From: R Kid
Category: Other stuff
Date: 27 September 2001
The Royal Festival Hall is really a strange place to have pop music. They try so hard, they really do, with their festivals and big name organisers and eclectic mixes, but in the end it just seems to boil down to inviting along a suspiciously similar mix of old mates, has-beens, never weres and nobodies. Not to worry, though, because the self-conscious pretentious crowd are obligated to like it all in a really over the top, embarrassing way, shouting encouragement to acts it would be kinder to force off the stage in a hail of beer bottles. The ushers obviously feel they were hired for classier things than this, and maintain a frowning overview which, even when there was dope-smoking and dancing in the aisles at the meltdown last year, makes you feel like you're being naughty at school. They show you disdainfully to your uncomfortable seat with numbers cleverly designed to make everyone sit one seat to the left of where they should be. So, why do I end up going so often? I guess it's because the mixture of has-beens and never was-es strangely tends to include an awful lot of my favourite bands. And the toilets have paper towels, hand dryers AND towel rolls, which is sweet.
The theme of this particular festival is The Song's The Thing, and my new friends the Kashmir Klub have been let loose on the free stage near the bar, to cacophonous and occasionally tuneful effect. Tonight is a tribute to Tim Buckley, one of the finest singers, and with some great songs, though hard to cover. Each band gets two songs - a Buckley cover and one of their own. For me, this is something of an ideal gig format - you can't get too bored, bands have to make the effort to sell themselves, and there are bound to be plenty of songs you recognise. First up is an incredibly nervous Teddy Thompson, who impresses in the opening bars with his rich and flexible voice, but never exactly pulls off moments of Buckley beauty. He does his own song with much more gusto and energy. But a good and promising start. Then come Lowgold, an average-looking Camdenite indie band, who are obviously someone's mates and keep thanking whoever got them on the bill - repeatedly. They have o business with a Tim Buckley song and quickly prove it, although their own is up to bog standard. Next up Ben & Jason (some of the bigger names on offer!) with Buckley (and everyone else) collaborator Danny Thompson on bass. They do a passable version of the sublime buzzin' fly, but Ben (or is it Jason)'s voice is too weedy and high to do it justice. A rather obvious problem is emerging - Buckley was far better than any of these modern imitators. Lets see if Simon Raymonde can do any better (he was in the Cocteau Twins, you know). Don't know if he's the bearded guy playing piano and singing good backing vocals, or the chubby guy on a stool murdering the song. Don't care either because their own song goes on so fucking long. The woman next to me is emphatically and deliberately 'loving every minute of it', whispering to her prospective boyfriend arcane references to every song, so enthusiastic I'd swear it was false, but maybe not as she's Australian. I'm torn between telling her to shut the fuck up and keep still, and not wanting to cramp her style. The half closes with Susheela Raman doing an Indian song which is strange and beautiful and, she feels, similar in tone to the Buckley song. Like everyone, she’s incredibly nervous and the twist of putting the non-Buckley song first doesn't help.

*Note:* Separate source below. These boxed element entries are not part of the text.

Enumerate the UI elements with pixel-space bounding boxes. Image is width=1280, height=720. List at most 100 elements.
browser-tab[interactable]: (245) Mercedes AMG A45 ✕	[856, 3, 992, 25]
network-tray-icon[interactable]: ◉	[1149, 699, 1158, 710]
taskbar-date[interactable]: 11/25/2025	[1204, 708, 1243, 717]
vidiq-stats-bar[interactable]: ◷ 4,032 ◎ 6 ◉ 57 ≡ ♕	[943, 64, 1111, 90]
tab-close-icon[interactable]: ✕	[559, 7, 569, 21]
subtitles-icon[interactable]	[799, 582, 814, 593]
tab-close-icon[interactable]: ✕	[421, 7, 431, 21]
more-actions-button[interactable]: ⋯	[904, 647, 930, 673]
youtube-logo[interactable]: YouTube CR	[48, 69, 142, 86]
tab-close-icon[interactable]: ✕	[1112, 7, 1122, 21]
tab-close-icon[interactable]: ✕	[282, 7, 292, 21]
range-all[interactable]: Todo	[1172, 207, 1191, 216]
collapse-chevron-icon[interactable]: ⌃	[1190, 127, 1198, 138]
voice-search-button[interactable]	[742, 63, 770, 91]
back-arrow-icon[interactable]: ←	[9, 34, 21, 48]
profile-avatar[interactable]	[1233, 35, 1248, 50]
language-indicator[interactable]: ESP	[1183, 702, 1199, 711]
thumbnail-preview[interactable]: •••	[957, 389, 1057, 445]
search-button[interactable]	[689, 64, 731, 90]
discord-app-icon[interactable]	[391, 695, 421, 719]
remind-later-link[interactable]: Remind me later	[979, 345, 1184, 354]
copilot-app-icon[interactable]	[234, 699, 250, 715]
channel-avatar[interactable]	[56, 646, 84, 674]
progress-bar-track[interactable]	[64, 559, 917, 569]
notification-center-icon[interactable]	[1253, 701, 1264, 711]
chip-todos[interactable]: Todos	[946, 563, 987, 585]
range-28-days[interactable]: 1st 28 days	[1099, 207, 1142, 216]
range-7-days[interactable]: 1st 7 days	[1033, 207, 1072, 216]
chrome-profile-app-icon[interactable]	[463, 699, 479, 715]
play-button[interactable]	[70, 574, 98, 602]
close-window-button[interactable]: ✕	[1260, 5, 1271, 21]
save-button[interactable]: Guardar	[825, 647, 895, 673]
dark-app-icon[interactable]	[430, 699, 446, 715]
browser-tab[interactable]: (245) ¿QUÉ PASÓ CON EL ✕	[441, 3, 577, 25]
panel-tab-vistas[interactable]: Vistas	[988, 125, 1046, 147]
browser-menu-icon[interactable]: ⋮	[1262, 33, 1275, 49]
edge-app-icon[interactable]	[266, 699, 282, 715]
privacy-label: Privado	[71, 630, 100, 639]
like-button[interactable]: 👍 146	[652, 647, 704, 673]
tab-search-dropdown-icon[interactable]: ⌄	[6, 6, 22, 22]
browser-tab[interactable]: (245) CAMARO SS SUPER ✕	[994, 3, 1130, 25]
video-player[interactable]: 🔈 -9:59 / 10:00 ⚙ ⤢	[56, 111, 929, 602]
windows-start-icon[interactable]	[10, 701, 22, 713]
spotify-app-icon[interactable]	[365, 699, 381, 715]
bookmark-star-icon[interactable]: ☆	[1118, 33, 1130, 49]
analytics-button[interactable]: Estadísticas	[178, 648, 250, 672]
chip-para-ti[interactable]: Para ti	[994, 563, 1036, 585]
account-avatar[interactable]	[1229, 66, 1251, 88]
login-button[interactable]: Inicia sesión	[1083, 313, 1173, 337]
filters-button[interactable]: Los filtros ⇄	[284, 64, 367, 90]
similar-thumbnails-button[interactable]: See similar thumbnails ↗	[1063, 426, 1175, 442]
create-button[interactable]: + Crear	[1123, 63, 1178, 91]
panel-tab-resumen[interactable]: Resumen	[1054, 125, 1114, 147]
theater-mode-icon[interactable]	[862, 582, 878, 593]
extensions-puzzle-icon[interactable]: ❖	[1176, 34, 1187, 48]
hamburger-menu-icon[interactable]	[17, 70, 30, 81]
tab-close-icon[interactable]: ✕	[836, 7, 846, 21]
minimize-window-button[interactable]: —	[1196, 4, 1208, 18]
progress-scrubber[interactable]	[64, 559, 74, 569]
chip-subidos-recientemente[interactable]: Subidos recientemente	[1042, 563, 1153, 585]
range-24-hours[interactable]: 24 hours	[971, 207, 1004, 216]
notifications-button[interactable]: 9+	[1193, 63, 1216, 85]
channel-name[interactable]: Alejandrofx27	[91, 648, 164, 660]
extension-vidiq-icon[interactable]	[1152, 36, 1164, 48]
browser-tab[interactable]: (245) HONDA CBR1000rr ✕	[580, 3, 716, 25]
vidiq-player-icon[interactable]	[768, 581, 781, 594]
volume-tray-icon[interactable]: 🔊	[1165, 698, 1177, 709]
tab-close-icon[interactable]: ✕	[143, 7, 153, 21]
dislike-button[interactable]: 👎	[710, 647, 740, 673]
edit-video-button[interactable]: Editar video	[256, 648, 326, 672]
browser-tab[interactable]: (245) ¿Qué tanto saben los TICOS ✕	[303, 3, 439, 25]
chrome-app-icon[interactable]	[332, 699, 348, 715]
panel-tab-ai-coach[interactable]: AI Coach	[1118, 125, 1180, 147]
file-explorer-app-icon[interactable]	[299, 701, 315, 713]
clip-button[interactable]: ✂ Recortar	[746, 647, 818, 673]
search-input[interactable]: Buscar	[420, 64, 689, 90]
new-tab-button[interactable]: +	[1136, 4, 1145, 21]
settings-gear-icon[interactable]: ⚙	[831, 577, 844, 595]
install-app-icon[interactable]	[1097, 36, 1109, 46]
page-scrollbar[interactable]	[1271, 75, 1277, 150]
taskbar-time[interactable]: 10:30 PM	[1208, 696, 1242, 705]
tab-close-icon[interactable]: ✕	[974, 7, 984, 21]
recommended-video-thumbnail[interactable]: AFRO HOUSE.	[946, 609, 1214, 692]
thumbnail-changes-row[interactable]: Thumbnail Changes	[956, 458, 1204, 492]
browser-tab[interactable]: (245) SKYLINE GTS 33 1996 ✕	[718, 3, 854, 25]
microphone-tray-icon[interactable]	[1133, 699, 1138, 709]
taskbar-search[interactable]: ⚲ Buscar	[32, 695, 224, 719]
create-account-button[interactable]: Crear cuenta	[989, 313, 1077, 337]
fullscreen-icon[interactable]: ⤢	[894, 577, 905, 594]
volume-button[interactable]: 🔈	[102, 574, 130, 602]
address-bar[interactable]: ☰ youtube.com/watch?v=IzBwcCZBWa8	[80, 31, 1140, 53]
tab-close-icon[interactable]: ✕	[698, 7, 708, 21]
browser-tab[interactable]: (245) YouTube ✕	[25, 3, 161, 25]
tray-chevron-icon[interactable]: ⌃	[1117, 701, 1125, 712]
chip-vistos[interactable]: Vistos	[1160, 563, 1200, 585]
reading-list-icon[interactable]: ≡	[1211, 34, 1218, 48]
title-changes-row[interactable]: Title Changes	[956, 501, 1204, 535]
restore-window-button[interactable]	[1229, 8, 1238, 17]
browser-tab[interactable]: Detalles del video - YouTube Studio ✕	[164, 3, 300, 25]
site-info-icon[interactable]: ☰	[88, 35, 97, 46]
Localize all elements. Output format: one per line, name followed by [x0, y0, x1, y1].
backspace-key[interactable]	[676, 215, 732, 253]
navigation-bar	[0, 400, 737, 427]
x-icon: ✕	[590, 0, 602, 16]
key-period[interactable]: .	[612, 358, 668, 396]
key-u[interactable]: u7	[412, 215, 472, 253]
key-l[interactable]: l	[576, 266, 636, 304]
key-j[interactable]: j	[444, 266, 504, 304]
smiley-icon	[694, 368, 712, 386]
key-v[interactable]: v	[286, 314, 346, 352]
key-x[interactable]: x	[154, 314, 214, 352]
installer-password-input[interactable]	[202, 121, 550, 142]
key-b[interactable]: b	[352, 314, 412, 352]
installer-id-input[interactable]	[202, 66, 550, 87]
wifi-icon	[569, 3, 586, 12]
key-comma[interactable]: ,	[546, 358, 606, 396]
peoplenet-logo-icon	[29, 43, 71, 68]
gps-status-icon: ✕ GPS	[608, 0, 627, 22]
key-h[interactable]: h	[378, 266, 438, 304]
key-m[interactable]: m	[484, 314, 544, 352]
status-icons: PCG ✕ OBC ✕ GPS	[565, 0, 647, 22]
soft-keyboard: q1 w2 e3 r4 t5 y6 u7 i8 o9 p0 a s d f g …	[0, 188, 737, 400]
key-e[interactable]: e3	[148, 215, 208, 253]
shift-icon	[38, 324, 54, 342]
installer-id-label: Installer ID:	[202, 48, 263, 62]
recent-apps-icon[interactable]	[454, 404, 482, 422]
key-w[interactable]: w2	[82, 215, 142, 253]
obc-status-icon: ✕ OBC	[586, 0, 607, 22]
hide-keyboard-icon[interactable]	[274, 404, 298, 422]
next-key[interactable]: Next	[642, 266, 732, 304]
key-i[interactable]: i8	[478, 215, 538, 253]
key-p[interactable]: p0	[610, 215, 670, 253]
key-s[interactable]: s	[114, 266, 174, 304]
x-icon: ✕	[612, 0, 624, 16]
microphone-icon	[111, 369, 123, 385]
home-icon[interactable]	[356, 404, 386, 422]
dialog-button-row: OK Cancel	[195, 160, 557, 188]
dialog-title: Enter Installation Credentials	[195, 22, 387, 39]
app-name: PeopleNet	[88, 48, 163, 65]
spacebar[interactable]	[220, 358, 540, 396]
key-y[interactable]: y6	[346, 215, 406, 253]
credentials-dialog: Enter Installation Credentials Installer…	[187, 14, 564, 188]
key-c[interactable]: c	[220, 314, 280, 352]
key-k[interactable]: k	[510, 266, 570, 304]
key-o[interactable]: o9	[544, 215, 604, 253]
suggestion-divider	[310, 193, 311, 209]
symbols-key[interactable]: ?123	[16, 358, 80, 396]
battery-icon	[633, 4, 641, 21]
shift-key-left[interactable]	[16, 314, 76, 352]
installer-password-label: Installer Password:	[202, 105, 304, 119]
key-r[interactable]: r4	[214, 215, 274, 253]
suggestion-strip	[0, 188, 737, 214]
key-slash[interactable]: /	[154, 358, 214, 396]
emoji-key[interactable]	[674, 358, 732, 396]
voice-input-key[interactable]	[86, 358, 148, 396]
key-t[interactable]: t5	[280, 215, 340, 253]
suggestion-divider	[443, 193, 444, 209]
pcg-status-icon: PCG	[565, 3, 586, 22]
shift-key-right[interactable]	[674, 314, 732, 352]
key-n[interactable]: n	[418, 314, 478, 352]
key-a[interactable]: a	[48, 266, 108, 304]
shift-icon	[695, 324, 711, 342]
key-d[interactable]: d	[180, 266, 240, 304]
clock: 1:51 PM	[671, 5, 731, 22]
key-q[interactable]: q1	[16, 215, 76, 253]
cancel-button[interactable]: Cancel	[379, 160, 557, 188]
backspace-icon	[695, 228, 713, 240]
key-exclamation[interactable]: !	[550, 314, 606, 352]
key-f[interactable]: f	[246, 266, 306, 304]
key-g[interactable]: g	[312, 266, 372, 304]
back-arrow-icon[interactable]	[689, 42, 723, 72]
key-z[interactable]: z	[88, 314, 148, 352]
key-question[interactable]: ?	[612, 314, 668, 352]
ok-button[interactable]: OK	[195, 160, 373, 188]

By the second half the thrill is going, but Relish meet the task with a new enthusiasm - a young, good looking Irish band with actual energy and actually able to sing a bit, they cover a soul classic Tiger Eyes before doing an obscure Buckley number possibly called the red flag. I'd happily sit through a whole concert of theirs, although they could really do with tightening up the drumming a bit. Jane Siberry, according to the blurb for her gig this Friday, has 'often been compared to Joni Mitchell or Suzanne Vega and quite why she has not sold as many records as either of them is a mystery'. No, it’s not - she's pretty crap. She has a decent voice but you couldn't imagine some less comfortable with herself, a vanishingly slight stage presence except that you have to look away because of the strange and pretentious way she moves her hands as though conducting herself. Buckley song absolutely embarrassing, then after a drunken heckle her own song sounds great, maybe she's just at the wrong gig. Then there's a bloke (Danny) from Embrace - some kind of pop combo I believe - who does a respectful and pleasant Morning Glory, and a pleasant but uninteresting song wot he wrote himself called Fireworks. Then a real name (this week anyway) - Badly Drawn Boy, short and very funny, trademark woolly hat and fag. A long amusing intro perhaps to hide nervousness, a half decent cover with at least some proper music playing as he improvises with Danny Thompson at the end, then after a heckler reveals they'd prefer him to play Jeff Buckley songs than his own, a half-arsed piss around some of the former's chords before he leaves. Eddi Reader steals the show. Her song was fine, a composition by the bloke out of the Trash Can Sinatras who duets and plays acoustic guitar. But she's being doing Dolphins (a Fred Neill song Buckley also covered) for years and it shows. What a voice, what emotions, what subtlety. Beautiful and a sad reminder of what we were hoping for. When you advertise a gig as a tribute to Tim Buckley, people expect something good for their £15, not unrehearsed and embarrassing half-efforts. Laziness all round. Th ensemble takes a curtain call. No enchores.